Northrop Frye (1912 - 1991).



Anatomia da crítica. Northrop Frye.
Trad. Marcus de Martini.
1. ed. É Realizações, 2014.
Citações advindas da edição da
Princeton e Oxford UP, 10. ed, 1990.
Créditos da imagem.


Assim como a Antoine Compagnon (aqui), comento sucintamente um pequeno trecho do livro de Frye. Um comentário de maior envergadura requereria, no mínimo, uma gama de gráficos e resumos que eu sinceramente não estou com muito saco pra fazer, ainda mais depois da ressaca pós-Copa. Frye é amplo demais, possui uma teoria literária que consegue cumprir mais-do-que-bem aquilo que promete, enfrentando o problema literário com um grau de lucidez que me deixou encantado desde o princípio. Isso fez o autor mover montanhas, de modo que seu status de clássico de nascença ou simplesmente de obra incontornável está mais do que justificado. Num ano de vacas magras e onde minha mão-de-vaca fechou ainda mais, um investimento de algumas dilmas na aquisição do livro, na bem cuidada edição da É Realizações, foi necessário. E não preciso nem dizer que não me arrependo. O livro de Frye é pra mim o que a Cléo chama de Livro Óleo (aqui), o famoso livro de cabeceira ou, se quisermos ser ainda mais carinhosos, um livro de estimação.

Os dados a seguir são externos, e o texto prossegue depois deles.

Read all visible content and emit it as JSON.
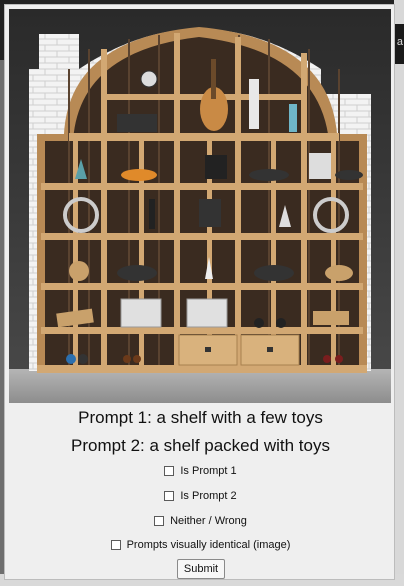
{
  "background": {
    "right_edge_letter": "a"
  },
  "image": {
    "subject": "arched wooden shelf with toys"
  },
  "prompts": {
    "prompt1": "Prompt 1: a shelf with a few toys",
    "prompt2": "Prompt 2: a shelf packed with toys"
  },
  "options": [
    {
      "label": "Is Prompt 1",
      "checked": false
    },
    {
      "label": "Is Prompt 2",
      "checked": false
    },
    {
      "label": "Neither / Wrong",
      "checked": false
    },
    {
      "label": "Prompts visually identical (image)",
      "checked": false
    }
  ],
  "submit_label": "Submit",
  "colors": {
    "dialog_bg": "#efefef",
    "wood": "#c9a16b",
    "brick": "#f2f2f2"
  }
}
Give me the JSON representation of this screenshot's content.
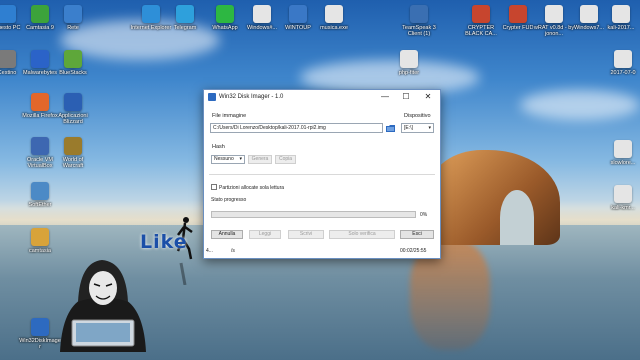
{
  "desktop": {
    "icons_left": [
      {
        "label": "Questo PC",
        "color": "#2f7fd1",
        "icon": "computer-icon"
      },
      {
        "label": "Camtasia 9",
        "color": "#3ca33b",
        "icon": "camtasia-icon"
      },
      {
        "label": "Rete",
        "color": "#3b7fcc",
        "icon": "network-icon"
      },
      {
        "label": "Cestino",
        "color": "#7a7a7a",
        "icon": "recycle-bin-icon"
      },
      {
        "label": "Malwarebytes",
        "color": "#2b63c8",
        "icon": "malwarebytes-icon"
      },
      {
        "label": "BlueStacks",
        "color": "#5ea73a",
        "icon": "bluestacks-icon"
      },
      {
        "label": "Mozilla Firefox",
        "color": "#e2672b",
        "icon": "firefox-icon"
      },
      {
        "label": "Applicazioni Blizzard",
        "color": "#2b5fb3",
        "icon": "blizzard-icon"
      },
      {
        "label": "Oracle VM VirtualBox",
        "color": "#3d67b1",
        "icon": "virtualbox-icon"
      },
      {
        "label": "World of Warcraft",
        "color": "#9a7b2c",
        "icon": "wow-icon"
      },
      {
        "label": "SoftEther",
        "color": "#4c8ac6",
        "icon": "softether-icon"
      },
      {
        "label": "camtasia",
        "color": "#d8a33a",
        "icon": "folder-icon"
      },
      {
        "label": "Win32DiskImager",
        "color": "#2d6ac0",
        "icon": "disk-imager-icon"
      }
    ],
    "icons_top": [
      {
        "label": "Internet Explorer",
        "color": "#2e8fd8",
        "icon": "ie-icon"
      },
      {
        "label": "Telegram",
        "color": "#2ea0dc",
        "icon": "telegram-icon"
      },
      {
        "label": "WhatsApp",
        "color": "#2db742",
        "icon": "whatsapp-icon"
      },
      {
        "label": "Windows#...",
        "color": "#e5e5e5",
        "icon": "file-icon"
      },
      {
        "label": "WINTOUP",
        "color": "#3a78c6",
        "icon": "winto-icon"
      },
      {
        "label": "musica.exe",
        "color": "#e5e5e5",
        "icon": "file-icon"
      }
    ],
    "icons_right": [
      {
        "label": "TeamSpeak 3 Client (1)",
        "color": "#3a6fb2",
        "icon": "teamspeak-icon"
      },
      {
        "label": "php-fiter",
        "color": "#e5e5e5",
        "icon": "file-icon"
      },
      {
        "label": "CRYPTER BLACK CA...",
        "color": "#c7452e",
        "icon": "crypter-icon"
      },
      {
        "label": "Crypter FUD",
        "color": "#c7452e",
        "icon": "crypter-icon"
      },
      {
        "label": "wRAT v0.8d - by jonon...",
        "color": "#e5e5e5",
        "icon": "file-icon"
      },
      {
        "label": "Windows7...",
        "color": "#e5e5e5",
        "icon": "file-icon"
      },
      {
        "label": "kali-2017...",
        "color": "#e5e5e5",
        "icon": "file-icon"
      },
      {
        "label": "2017-07-0",
        "color": "#e5e5e5",
        "icon": "file-icon"
      },
      {
        "label": "slowlore...",
        "color": "#e5e5e5",
        "icon": "file-icon"
      },
      {
        "label": "kali-kmr...",
        "color": "#e5e5e5",
        "icon": "file-icon"
      }
    ],
    "overlay_text": "Like"
  },
  "window": {
    "title": "Win32 Disk Imager - 1.0",
    "minimize": "—",
    "maximize": "☐",
    "close": "✕",
    "file_group_label": "File immagine",
    "file_path": "C:/Users/Di Lorenzo/Desktop/kali-2017.01-rpi2.img",
    "device_group_label": "Dispositivo",
    "device_value": "[E:\\]",
    "hash_label": "Hash",
    "hash_select": "Nessuno",
    "generate_label": "Genera",
    "copy_label": "Copia",
    "checkbox_label": "Partizioni allocate sola lettura",
    "progress_label": "Stato progresso",
    "progress_percent": "0%",
    "progress_value": 0,
    "cancel_label": "Annulla",
    "read_label": "Leggi",
    "write_label": "Scrivi",
    "verify_label": "Solo verifica",
    "exit_label": "Esci",
    "status_left": "4...",
    "status_left_percent": "/s",
    "status_time": "00:02/25:55"
  }
}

Quero me concentrar na Introdução Polêmica. Frye nos propõe um estudo sistemático da literatura que a encare como um corpo não simplesmente total, mas regido por algumas leis. O Anatomia da Crítica todinho vai ser explicar quais seriam estar leis, e, das várias proposições de Frye, creio que certamente a mais célebre é a dos arquétipos, para além, é claro, dos modos. Para que cheguemos lá, é preciso que Frye rebata algumas críticas à atividade crítica, como a de que ela seria simplesmente obra de artistas fracassados ou coisa do gênero ("To defend the right of criticism to exist at all, therefore, is to assume that criticism is a structure of thought and knowledge existing in its own right, with some measure of independence from the art it deals with."), a de que crítica seria uma espécie de tirania ("The only way to forestall the work of criticism is through censorship, which has the same relation to criticism that lynching has to justice.") bem como da ideia de que apenas o artista seria capaz de fornecer um comentário-chave para sua obra e que a crítica seria perseguir esse rabo-de-ouro ("What he [o artista] says has a peculiar interest, but not a peculiar authority. // (...) // The poet speaking as critic produces, not criticism, but documents to be examined by critics.").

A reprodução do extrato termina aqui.